Beside the above type.relation, we provide several options of values for the type.aggregation parameter. The following is a description about it.

• type.aggregation = c("crisp"): It uses crisp equality for all attributes.

• type.aggregation = c("t.tnorm", <t.tnorm operator>): It means we are using "t.tnorm" aggregation which is a triangular norm operator with a specified operator t.tnorm as follows:

  • "min": standard t-norm i.e., \(min(x_1, x_2)\).

  • "hamacher": hamacher product i.e., \((x_1 * x_2)/(x_1 + x_2 - x_1 * x_2)\).

  • "yager": yager class i.e., \(1 - min(1, ((1 - x_1) + (1 - x_2)))\).

  • "product": product t-norm i.e., \((x_1 * x_2)\).

  • "lukasiewicz": lukasiewicz's t-norm (default) i.e., \(max(x_2 + x_1 - 1, 0)\).

  • "t.cos": \(T_{cos}\)t-norm i.e., \(max(x_1 * x_2 - \sqrt{1 - x_1^2}\sqrt{1 - x_2^2, 0})\).

  • FUN.tnorm: It is a user-defined function for "t.tnorm". It has to have two arguments, for example:

    FUN.tnorm <- function(left.side, right.side)

    if ((left.side + right.side) > 1)

    return(min(left.side, right.side))

    else return(0)

  The default value is type.aggregation = c("t.tnorm", "lukasiewicz").

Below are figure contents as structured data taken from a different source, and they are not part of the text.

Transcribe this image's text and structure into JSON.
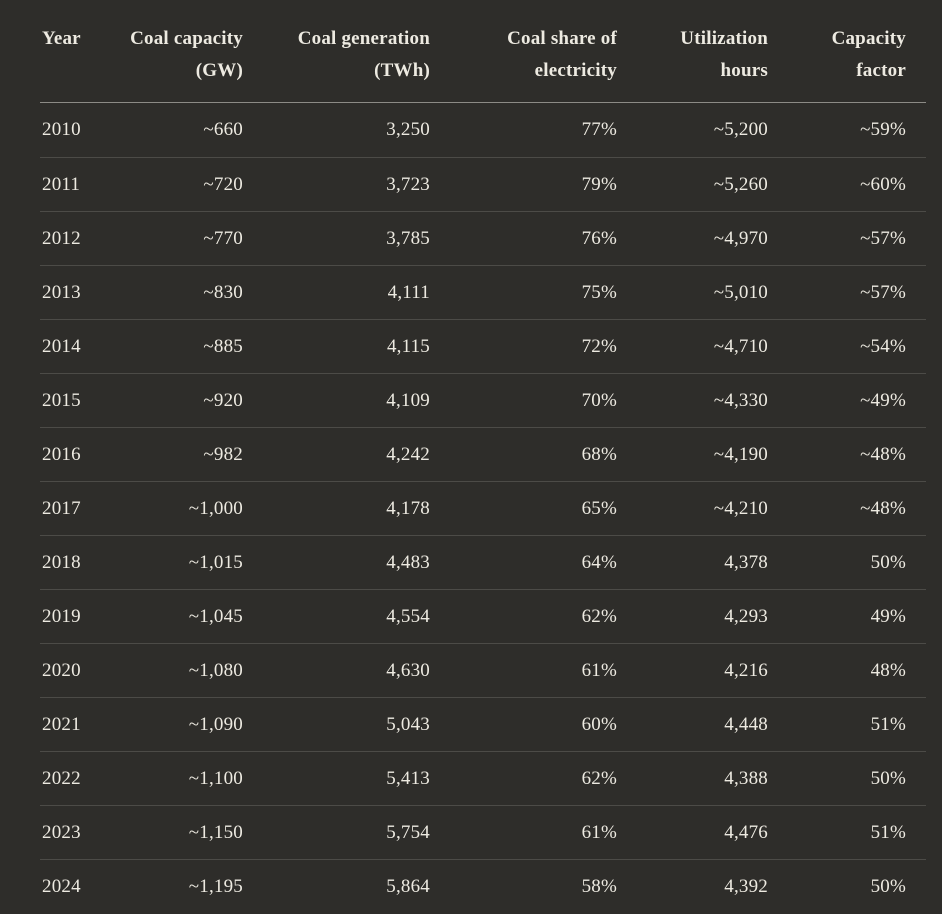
{
  "colors": {
    "background": "#2e2d2a",
    "text": "#edeae1",
    "header_divider": "#8c8b86",
    "row_divider": "#4c4b47"
  },
  "chart_data": {
    "type": "table",
    "column_ids": [
      "year",
      "coal-capacity-gw",
      "coal-generation-twh",
      "coal-share-of-electricity",
      "utilization-hours",
      "capacity-factor"
    ],
    "columns": [
      "Year",
      "Coal capacity (GW)",
      "Coal generation (TWh)",
      "Coal share of electricity",
      "Utilization hours",
      "Capacity factor"
    ],
    "header_lines": [
      [
        "Year"
      ],
      [
        "Coal capacity",
        "(GW)"
      ],
      [
        "Coal generation",
        "(TWh)"
      ],
      [
        "Coal share of",
        "electricity"
      ],
      [
        "Utilization",
        "hours"
      ],
      [
        "Capacity",
        "factor"
      ]
    ],
    "rows": [
      [
        "2010",
        "~660",
        "3,250",
        "77%",
        "~5,200",
        "~59%"
      ],
      [
        "2011",
        "~720",
        "3,723",
        "79%",
        "~5,260",
        "~60%"
      ],
      [
        "2012",
        "~770",
        "3,785",
        "76%",
        "~4,970",
        "~57%"
      ],
      [
        "2013",
        "~830",
        "4,111",
        "75%",
        "~5,010",
        "~57%"
      ],
      [
        "2014",
        "~885",
        "4,115",
        "72%",
        "~4,710",
        "~54%"
      ],
      [
        "2015",
        "~920",
        "4,109",
        "70%",
        "~4,330",
        "~49%"
      ],
      [
        "2016",
        "~982",
        "4,242",
        "68%",
        "~4,190",
        "~48%"
      ],
      [
        "2017",
        "~1,000",
        "4,178",
        "65%",
        "~4,210",
        "~48%"
      ],
      [
        "2018",
        "~1,015",
        "4,483",
        "64%",
        "4,378",
        "50%"
      ],
      [
        "2019",
        "~1,045",
        "4,554",
        "62%",
        "4,293",
        "49%"
      ],
      [
        "2020",
        "~1,080",
        "4,630",
        "61%",
        "4,216",
        "48%"
      ],
      [
        "2021",
        "~1,090",
        "5,043",
        "60%",
        "4,448",
        "51%"
      ],
      [
        "2022",
        "~1,100",
        "5,413",
        "62%",
        "4,388",
        "50%"
      ],
      [
        "2023",
        "~1,150",
        "5,754",
        "61%",
        "4,476",
        "51%"
      ],
      [
        "2024",
        "~1,195",
        "5,864",
        "58%",
        "4,392",
        "50%"
      ]
    ]
  }
}
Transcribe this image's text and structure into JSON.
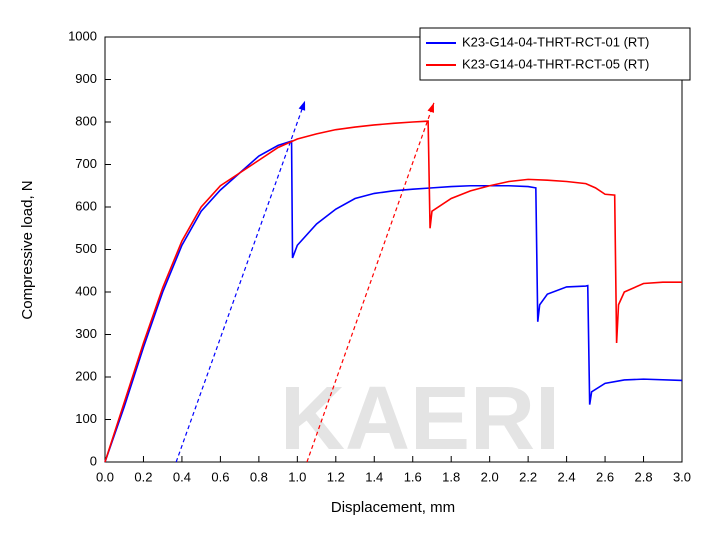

• type.aggregation = c("custom", <FUN.agg>): It is used to define our own function for a type of aggregations. <FUN.agg> is a function having one argument representing data that is produced by fuzzy similarity equation calculation. The data is a list of one or many matrices which depend on the number of considered attributes and has dimension: the number of object \(\times\) the number of object. For example:

  FUN.agg <- function(data) return(Reduce("+", data)/length(data))

  which is a function to calculate average along all attributes. Then, we can set type.aggregation as follows:

  type.aggregation = c("general.custom", <FUN.agg>). An example can be seen in Section Examples.

Furthermore, the use of this function has been illustrated in Section Examples. Finally, this function is important since it is a basic function needed by other functions, such as BC.LU.approximation.FRST and BC.positive.reg.FRST for calculating lower and upper approximation and determining positive regions.